RSS is still not dead! You are on a website, RIGHT NOW, that publishes fully operational RSS feeds! So do all the popular blog CMSes! So do all the popular static blog generators!
I'm not sure that there's any "peak" to compare it to. I mean, my whole wishlist for the RSS ecosystem is basically:
1) people stop inexplicably calling it "dead"
Being "dead" has its fringe benefits, at least, like no one proposing changes for the sake of change - it gets to be happily frozen and useful with no one trying to e.g. update it from the XML-everything mania of its time (embarassing in hindsight) to the JSON-everything mania of our time (I'm worried there won't even be a hindsight for it to be embarassing in).
Well, except when people propose to replace it with something else because it's "dead" (sorry, I have no interest in following anyone on activitypub - if I want updates from your blog, I will poll the RSS feed you have kindly provided).
2 weeks after you posted these comments, your enthusiasm for RSS got me back into it. I set up a self hosted RSS reader and I've been happily re-engaging with long form content. Getting long form content in my fediverse feed is definitely not the same (though it's nice!). Thanks for the comments!
RSS's (and Atom's) problem is not using XML, it's the woeful ly vague, and overly forgiving specification.
As someone who has written a parser library and a RSS reader program, I can tell you that it is an endless battle of users always reporting yet another feed that is "breaking your RSS reader".

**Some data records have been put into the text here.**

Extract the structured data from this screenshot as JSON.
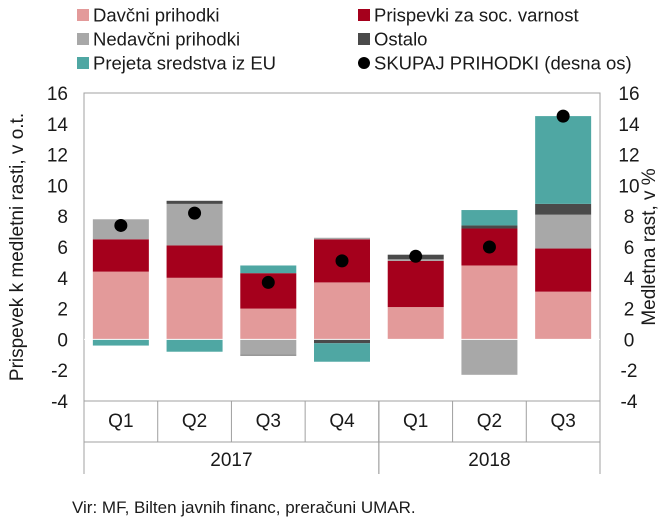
{
  "chart_data": {
    "type": "bar",
    "stacked": true,
    "categories": [
      "Q1",
      "Q2",
      "Q3",
      "Q4",
      "Q1",
      "Q2",
      "Q3"
    ],
    "groups": [
      {
        "label": "2017",
        "count": 4
      },
      {
        "label": "2018",
        "count": 3
      }
    ],
    "ylabel": "Prispevek k medletni rasti, v o.t.",
    "y2label": "Medletna rast, v %",
    "ylim": [
      -4,
      16
    ],
    "y2lim": [
      -4,
      16
    ],
    "yticks": [
      -4,
      -2,
      0,
      2,
      4,
      6,
      8,
      10,
      12,
      14,
      16
    ],
    "y2ticks": [
      -4,
      -2,
      0,
      2,
      4,
      6,
      8,
      10,
      12,
      14,
      16
    ],
    "grid": false,
    "legend_position": "top",
    "series": [
      {
        "name": "Davčni prihodki",
        "color": "#e39a9a",
        "values": [
          4.4,
          4.0,
          2.0,
          3.7,
          2.1,
          4.8,
          3.1
        ]
      },
      {
        "name": "Prispevki za soc. varnost",
        "color": "#a5001c",
        "values": [
          2.1,
          2.1,
          2.3,
          2.8,
          3.0,
          2.4,
          2.8
        ]
      },
      {
        "name": "Nedavčni prihodki",
        "color": "#a8a8a8",
        "values": [
          1.3,
          2.7,
          -1.0,
          0.1,
          0.1,
          -2.3,
          2.2
        ]
      },
      {
        "name": "Ostalo",
        "color": "#4a4a4a",
        "values": [
          0.0,
          0.2,
          -0.05,
          -0.25,
          0.3,
          0.2,
          0.7
        ]
      },
      {
        "name": "Prejeta sredstva iz EU",
        "color": "#4fa7a3",
        "values": [
          -0.4,
          -0.8,
          0.5,
          -1.2,
          0.0,
          1.0,
          5.7
        ]
      }
    ],
    "line_series": {
      "name": "SKUPAJ PRIHODKI (desna os)",
      "axis": "right",
      "color": "#000000",
      "values": [
        7.4,
        8.2,
        3.7,
        5.1,
        5.4,
        6.0,
        14.5
      ]
    }
  },
  "source": "Vir: MF, Bilten javnih financ, preračuni UMAR."
}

When investigating why the feed does not work well, you always end up finding yet another way how a site can implement RSS/Atom badly while still following the letter of the specification.
I love the idea of RSS/Atom and the possibilities they allow, but hate the actual specs.

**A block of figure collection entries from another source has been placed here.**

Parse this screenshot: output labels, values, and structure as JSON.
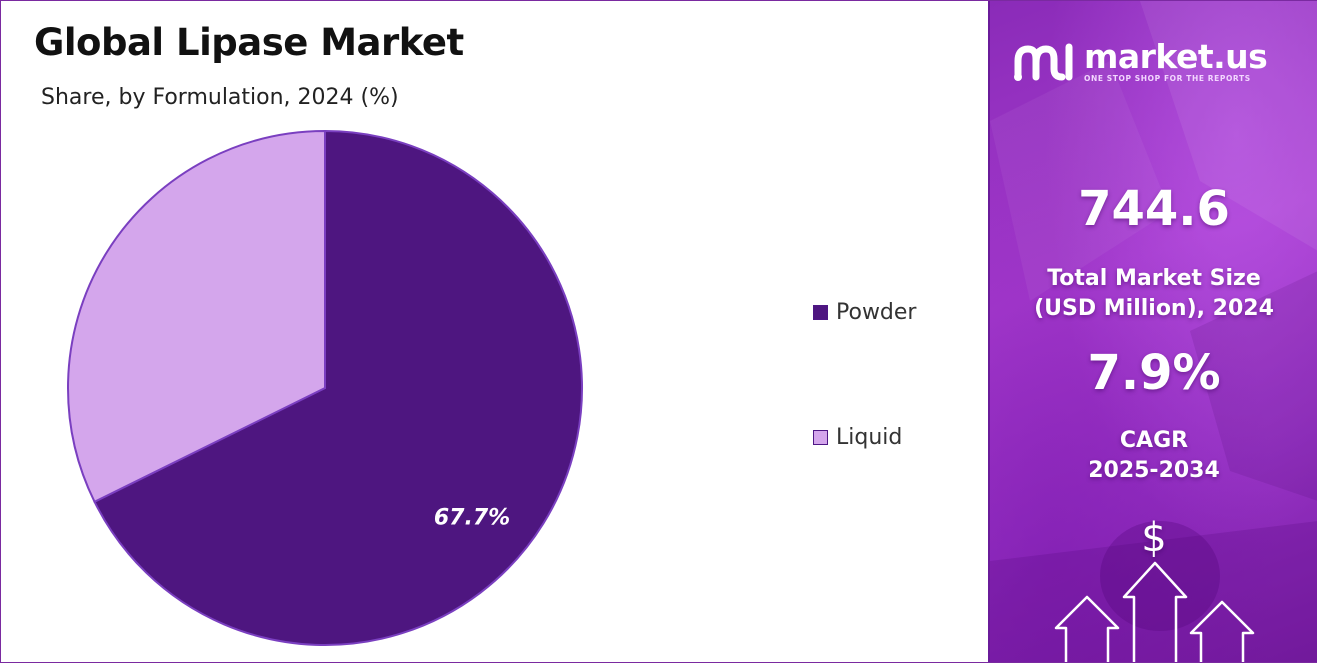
{
  "header": {
    "title": "Global Lipase Market",
    "subtitle": "Share, by Formulation, 2024 (%)"
  },
  "chart_data": {
    "type": "pie",
    "title": "Global Lipase Market",
    "subtitle": "Share, by Formulation, 2024 (%)",
    "categories": [
      "Powder",
      "Liquid"
    ],
    "values": [
      67.7,
      32.3
    ],
    "colors": [
      "#4e1680",
      "#d4a6ec"
    ],
    "data_labels": [
      "67.7%",
      ""
    ],
    "legend_position": "right"
  },
  "legend": {
    "items": [
      {
        "label": "Powder",
        "color": "#4e1680"
      },
      {
        "label": "Liquid",
        "color": "#d4a6ec"
      }
    ]
  },
  "sidebar": {
    "brand_name": "market.us",
    "brand_tagline": "ONE STOP SHOP FOR THE REPORTS",
    "market_size_value": "744.6",
    "market_size_label_line1": "Total Market Size",
    "market_size_label_line2": "(USD Million), 2024",
    "cagr_value": "7.9%",
    "cagr_label_line1": "CAGR",
    "cagr_label_line2": "2025-2034",
    "currency_symbol": "$",
    "icons": [
      "market-us-logo-icon",
      "dollar-sign-icon",
      "up-arrow-icon"
    ],
    "accent_color": "#9b35c6"
  }
}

I don’t feel it’s fair to say that about Atom. RSS, sure; it’s a total disaster. And that’s kinda why Atom was made, and it seems to me to do a good job.
So given that, any chance you could elucidate on fault you find with Atom?

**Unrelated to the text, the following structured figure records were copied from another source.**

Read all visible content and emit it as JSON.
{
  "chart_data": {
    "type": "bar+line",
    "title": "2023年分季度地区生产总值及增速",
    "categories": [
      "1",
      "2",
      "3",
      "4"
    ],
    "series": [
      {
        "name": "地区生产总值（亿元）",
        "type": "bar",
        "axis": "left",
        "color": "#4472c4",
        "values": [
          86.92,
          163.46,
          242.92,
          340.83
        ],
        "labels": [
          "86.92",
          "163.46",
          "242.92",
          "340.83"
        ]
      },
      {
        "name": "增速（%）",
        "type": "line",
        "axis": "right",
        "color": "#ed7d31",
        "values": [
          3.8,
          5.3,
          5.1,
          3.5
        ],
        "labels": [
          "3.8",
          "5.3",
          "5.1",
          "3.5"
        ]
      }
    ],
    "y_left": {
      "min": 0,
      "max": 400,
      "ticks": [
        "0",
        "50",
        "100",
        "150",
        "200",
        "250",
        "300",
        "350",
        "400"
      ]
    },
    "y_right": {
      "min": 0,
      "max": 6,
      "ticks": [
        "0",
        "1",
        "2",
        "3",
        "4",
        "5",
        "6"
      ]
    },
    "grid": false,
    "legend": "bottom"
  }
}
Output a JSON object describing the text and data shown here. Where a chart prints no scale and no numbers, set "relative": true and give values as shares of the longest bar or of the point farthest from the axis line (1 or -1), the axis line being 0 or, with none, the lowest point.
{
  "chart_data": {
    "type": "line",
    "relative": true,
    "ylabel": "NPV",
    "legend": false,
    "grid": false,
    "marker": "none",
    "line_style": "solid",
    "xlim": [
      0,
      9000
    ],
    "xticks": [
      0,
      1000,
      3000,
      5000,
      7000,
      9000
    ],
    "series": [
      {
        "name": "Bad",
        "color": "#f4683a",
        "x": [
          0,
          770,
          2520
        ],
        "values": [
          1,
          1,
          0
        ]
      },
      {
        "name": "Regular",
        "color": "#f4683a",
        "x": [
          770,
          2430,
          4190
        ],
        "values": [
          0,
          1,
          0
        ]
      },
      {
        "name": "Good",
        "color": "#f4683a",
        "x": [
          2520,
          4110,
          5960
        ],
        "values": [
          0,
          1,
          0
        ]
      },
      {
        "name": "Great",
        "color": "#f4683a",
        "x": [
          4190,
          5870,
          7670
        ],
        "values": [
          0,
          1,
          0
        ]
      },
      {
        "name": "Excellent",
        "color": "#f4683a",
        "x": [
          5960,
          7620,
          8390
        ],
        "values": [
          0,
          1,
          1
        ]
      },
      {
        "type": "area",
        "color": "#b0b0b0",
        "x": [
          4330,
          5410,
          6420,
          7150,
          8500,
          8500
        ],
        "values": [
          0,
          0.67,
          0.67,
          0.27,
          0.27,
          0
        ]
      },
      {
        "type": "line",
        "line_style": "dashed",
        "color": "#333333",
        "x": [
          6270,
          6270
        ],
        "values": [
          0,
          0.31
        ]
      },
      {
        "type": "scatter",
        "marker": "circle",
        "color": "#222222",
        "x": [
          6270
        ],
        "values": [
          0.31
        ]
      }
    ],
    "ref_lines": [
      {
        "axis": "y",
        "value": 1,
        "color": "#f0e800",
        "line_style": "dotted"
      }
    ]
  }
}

Yes, you are right, most of my grievances were against RSS - either old RDF, or RSS 2.0, or perhaps against Atom 0.3, which was not all that common before much better Atom 1.0 took over.
Still, I vaguely recall that there was at least one vagueness in the Atom 1.0 spec that I found abused in a real world feed, but can't for the life of me remember it - it's been a while.
I've never really used rss as a power user, but a long time ago subscribed to some feeds and tracked them in an rss app. I did that because it seemed like at one point I saw the rss logo everywhere and it seemed like everyone was promoting it. I didn't use the actual aggregator to look at the combined feeds, but I did have it all set up.
Now I can't remember the last time I saw a site promoting or even clearly mentioning above the fold that they publish an rss feed. I didn't know HN published one until now.
That's why I haven't argued with anyone claiming it's dead. It seems like it disappeared.
I personally use Feedly as my RSS reader and I followed my blog to see how many followers I get. Currently, I have 367 Feedly subscribers and it still continues to grow. Also, looking at my analytics, I can see people coming in from Feedly, so it shows that they are definitely active subs[0].
It's easy to convince a growing number of people of RSS's value: "If you listen to podcasts, you probably already use RSS."
Then you just expand on the options and uses to someone who's already favorable toward RSS because it was so painless to use they didn't even realize they used it to follow some of their favorite people.
What do you mean? To use a Mastodon/Pleroma instead of the blog, or a blog engine that can interoperate with ActivityPub? If the latter, I can only think of https://write.as for the moment.
I was thinking of using a fediverse instance for my blog but I am unsure whether it's a good idea.